Alliance Constable (Security Agent Lens) 0 points

Advantages: Change Legal Enforcement Powers (Security Agent) [10] to Legal Enforcement Powers (Constable) [5]; Change Security Rank [0] to Law Enforcement Rank [0]. Increase optional Advantage points from 25 to 30.

Disadvantages: Change Duty to Security Agency to Duty to Law Enforcement Agency.

Alliance Marshal (Security Agent Lens) 0 points

Advantages: Change Legal Enforcement Powers (Security Agent) [10] to Legal Enforcement Powers (Alliance Marshal) [10]; Change Security Rank [0] to Law Enforcement Rank [0].

Disadvantages: Change Duty to Security Agency to Duty to Law Enforcement Agency.

Alliance Space Knight (Space Knight Lens) 0 points

Replace Psionic Abilities with one of the following packages:


  • Aristocratic Space Knight: Choose 25 points from House Psionic Powers.
  • Cybernetic Space Knight (House of Kain): Choose 25 points of cybernetic.


Alliance Power-Ups

Most Alliance characters take Experienced or Heroic as their power-ups. Aristocrats of a major house must take the Eugenic power-up associated with their house, but many elements within it are optional. Aristocrats often become Martial Artists or the Psionic power-up which, while not strictly necessary, represents an aristocrat who is more psionically powerful than his peers, or with greater flexibility than his bloodline would suggest.

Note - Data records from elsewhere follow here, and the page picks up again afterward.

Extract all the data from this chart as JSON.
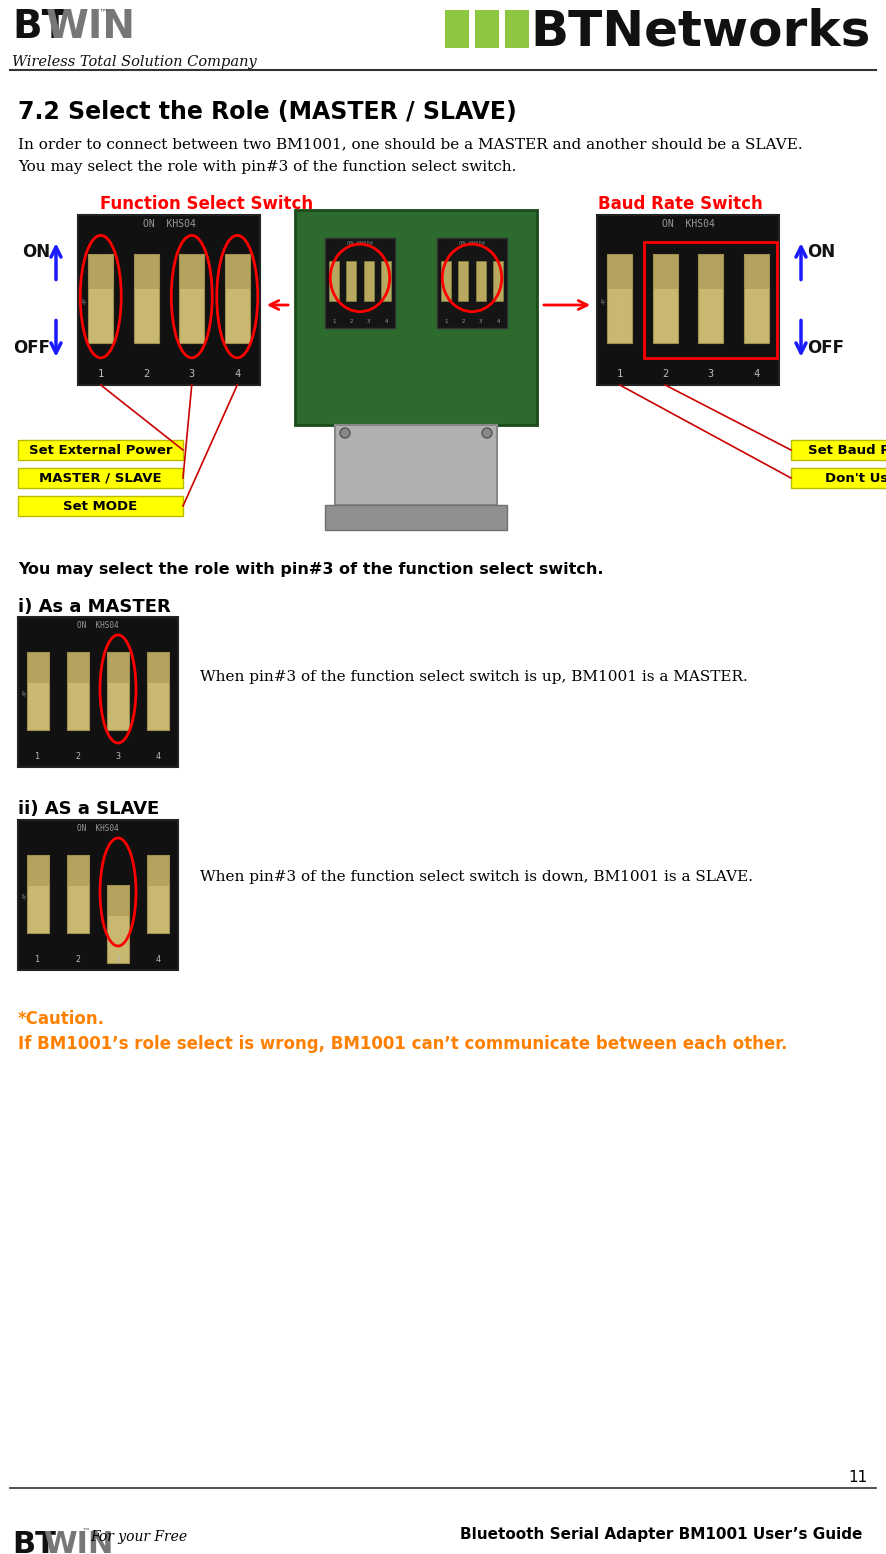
{
  "fig_width": 8.86,
  "fig_height": 15.54,
  "bg_color": "#ffffff",
  "header": {
    "company": "Wireless Total Solution Company",
    "brand": "BTNetworks",
    "brand_squares": [
      "#8dc63f",
      "#8dc63f",
      "#8dc63f"
    ]
  },
  "footer": {
    "page_num": "11",
    "footer_left": "For your Free",
    "footer_right": "Bluetooth Serial Adapter BM1001 User’s Guide"
  },
  "title": "7.2 Select the Role (MASTER / SLAVE)",
  "body_text1": "In order to connect between two BM1001, one should be a MASTER and another should be a SLAVE.",
  "body_text2": "You may select the role with pin#3 of the function select switch.",
  "label_func": "Function Select Switch",
  "label_baud": "Baud Rate Switch",
  "label_func_color": "#ff0000",
  "label_baud_color": "#ff0000",
  "yellow_labels_left": [
    "Set External Power",
    "MASTER / SLAVE",
    "Set MODE"
  ],
  "yellow_labels_right": [
    "Set Baud Rate",
    "Don't Use"
  ],
  "yellow_bg": "#ffff00",
  "bold_text": "You may select the role with pin#3 of the function select switch.",
  "section_i_title": "i) As a MASTER",
  "section_i_text": "When pin#3 of the function select switch is up, BM1001 is a MASTER.",
  "section_ii_title": "ii) AS a SLAVE",
  "section_ii_text": "When pin#3 of the function select switch is down, BM1001 is a SLAVE.",
  "caution_title": "*Caution.",
  "caution_text": "If BM1001’s role select is wrong, BM1001 can’t communicate between each other.",
  "caution_color": "#ff8000"
}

Alliance characters may also take the following power-ups or lenses:

Title 1 points

Aristocrats often have additional titles, or honorary titles. Some such titles might even find their way into the hands of particularly esteemed commoners. See the rules on Aristocracy below for ideas.

Statistics: Title [1];

Higher Purpose (Against Impossible Odds) 5 points

Any Alliance character may take this Higher Purpose variant!

Statistics: Higher Purpose (Against Impossible Odds) [5];

Servant (Lens; Any Template) 0 points

Rather than serve another organization, the character may serve a noble house instead.

Statistics: Servant Rank 0 [0];

Disadvantages: As part of your -50 template disadvantage points, you must take Duty (Noble House) [varies].

Esteemed Servant 20 points

The character not only serves one of the noble houses, he is among the most prestigious and honored of those servants. He may not be the right hand man of the ruling noble, but he’s one of his highly trusted and independent agents. Such characters are generally Assassins, Commandos, Diplomats, Space Knights, or Spies

Statistics: Servant Rank 4 [20];

Disadvantages: As part of your -50 template disadvantage points, you must take Duty (Noble House) [varies].

Alliance Traits

Code of Honor (Aristocratic): Always recognize and treat other nobles appropriate to their station; acknowledge and address the petitions of those who have declared fealty to you; always obey a call to arms from your liege or your nation; dress appropriately to your station and bear your heraldry with pride; if your honor has been affronted, you must demand a duel, and if you are challenged to a duel (by a fellow noble, of course), you must accept; you may not marry outside of the aristocracy. -10 points.

Legal Enforcement Powers (Constable): The character may arrest within his jurisdiction (if he has a warrant!), may engage in search and seizure (if he has a warrant) and may fire to kill, though such actions may result in an inquest. 5 points.

Legal Enforcement Powers (Inspector): The character may engage in search and seizure, provided he has a warrant, and may make arrests, provided he has a warrant, in any jurisdiction given to him by the Alliance Senate. He generally has “jurisdiction” within a given case rather than a particular world. He may not deploy lethal force except in self-defense, and even then, such actions will cause an inquest. 5 points.

Legal Enforcement Powers (Marshal): As with the Constable, but the character may make arrests anywhere throughout the Alliance, and cannot be impeded. 10 points.

Legal Immunity (Alliance Aristocrat): The character gains preferential treatment (treat CR as -1) and follows a unique set of laws (which both grant special privilege and additional duties). If the character violates an aristocratic law, he is tried by his fellow aristocracy. This is technically a 10 point advantage, but as it only applies within the limited confines of Alliance space, it has 1/5th the normal value. 2 points.